VOV WorldVOV World
Ukraina Memperingati 40 Tahun Bencana Nuklir Chernobyl
27/04/2026 08:36
[VOVWORLD] - Pada Minggu (26 April), Ukraina menyelenggarakan berbagai acara untuk memperingati 40 tahun terjadinya bencana Chernobyl, yang merupakan bencana nuklir paling serius dalam sejarah.
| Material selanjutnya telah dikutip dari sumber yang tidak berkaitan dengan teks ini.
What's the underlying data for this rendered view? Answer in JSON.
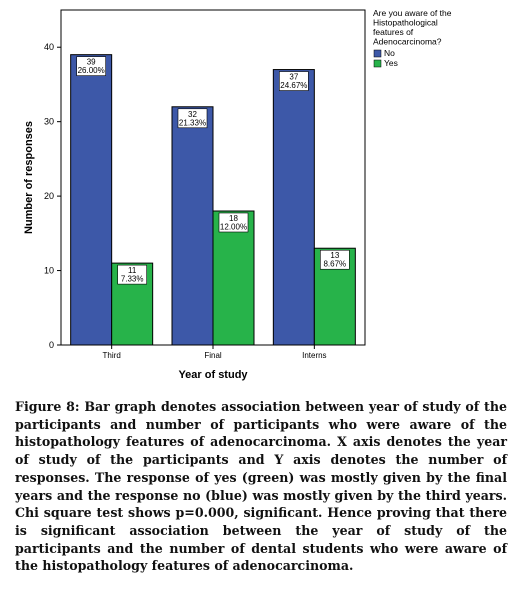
{
  "chart_data": {
    "type": "bar",
    "xlabel": "Year of study",
    "ylabel": "Number of responses",
    "ylim": [
      0,
      45
    ],
    "yticks": [
      0,
      10,
      20,
      30,
      40
    ],
    "categories": [
      "Third",
      "Final",
      "Interns"
    ],
    "legend": {
      "title": "Are you aware of the Histopathological features of Adenocarcinoma?",
      "title_lines": [
        "Are you aware of the",
        "Histopathological",
        "features of",
        "Adenocarcinoma?"
      ],
      "placement": "top-right"
    },
    "series": [
      {
        "name": "No",
        "color": "#3d58a8",
        "values": [
          39,
          32,
          37
        ],
        "labels": [
          "26.00%",
          "21.33%",
          "24.67%"
        ]
      },
      {
        "name": "Yes",
        "color": "#27b34a",
        "values": [
          11,
          18,
          13
        ],
        "labels": [
          "7.33%",
          "12.00%",
          "8.67%"
        ]
      }
    ],
    "grid": false
  },
  "caption": {
    "text": "Figure 8: Bar graph denotes association between year of study of the participants and number of participants who were aware of the histopathology features of adenocarcinoma. X axis denotes the year of study of the participants and Y axis denotes the number of responses. The response of yes (green) was mostly given by the final years and the response no (blue) was mostly given by the third years. Chi square test shows p=0.000, significant. Hence proving that there is significant association between the year of study of the participants and the number of dental students who were aware of the histopathology features of adenocarcinoma."
  }
}
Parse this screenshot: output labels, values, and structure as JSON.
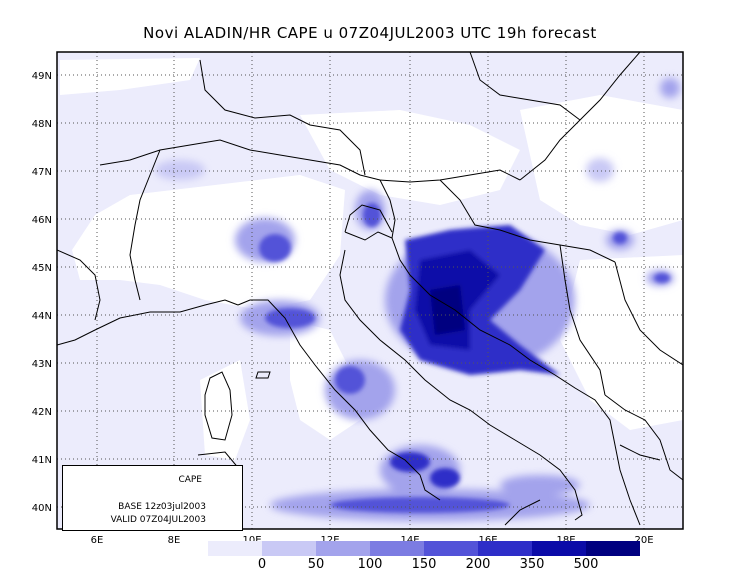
{
  "title": "Novi ALADIN/HR CAPE u 07Z04JUL2003 UTC 19h forecast",
  "lat_labels": [
    "49N",
    "48N",
    "47N",
    "46N",
    "45N",
    "44N",
    "43N",
    "42N",
    "41N",
    "40N"
  ],
  "lon_labels": [
    "6E",
    "8E",
    "10E",
    "12E",
    "14E",
    "16E",
    "18E",
    "20E"
  ],
  "info": {
    "label": "CAPE",
    "base": "BASE 12z03jul2003",
    "valid": "VALID 07Z04JUL2003"
  },
  "legend": {
    "colors": [
      "#ececfc",
      "#c9c9f5",
      "#a3a3ec",
      "#7c7ce2",
      "#5353d8",
      "#2e2ec8",
      "#0b0ba8",
      "#000080"
    ],
    "labels": [
      "0",
      "50",
      "100",
      "150",
      "200",
      "350",
      "500"
    ]
  },
  "colors": {
    "coast": "#000000",
    "grid": "#555555"
  }
}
Ukraina Memperingati 40 Tahun Bencana Nuklir Chernobyl
Acara peringatan para korban bencana Chernobyl ini dihadiri oleh Direktur Jenderal Badan Energi Atom Internasional (IAEA) Rafael Grossi dan Presiden Moldova Maia Sandu. Dalam unggahan di media sosial pada kesempatan tersebut, Presiden Ukraina Volodymyr Zelensky memperingatkan bahwa dunia kembali berada di ambang bahaya dari bencana yang disebabkan oleh manusia. Ia juga menyerukan agar dunia tidak membiarkan “terorisme nuklir” terus berlanjut. Tepat 40 tahun yang lalu, pada pukul 01.30 tanggal 26 April 1986, reaktor nomor 4 di Pembangkit Listrik Tenaga Nuklir Chernobyl, yang terletak jauhnya sekitar 100 km dari ibu kota Kiev ke utara, tiba-tiba meledak saat proses uji keselamatan. Menurut para ahli, radiasi yang dilepaskan mencemari hingga tiga perempat wilayah Eropa, dengan dampak paling parah terjadi di Ukraina, Belarus, dan Rusia, yang pada saat itu masih merupakan bagian dari Uni Soviet. Menurut data Perserikatan Bangsa-Bangsa yang dirilis pada tahun 2005, sekitar 4.000 orang tercatat meninggal di tiga negara tersebut: Ukraina, Belarus, dan Rusia. Namun, organisasi Greenpeace kemudian memperkirakan jumlah korban jiwa akibat bencana ini mencapai hampir 100.000 orang.                                                                         Setelah bencana tersebut, pembangkit listrik tenaga nuklir Chernobyl terus menghasilkan listrik hingga tahun 2000, ketika reaktor operasional terakhir yang tersisa terpaksa ditutup karena tekanan internasional.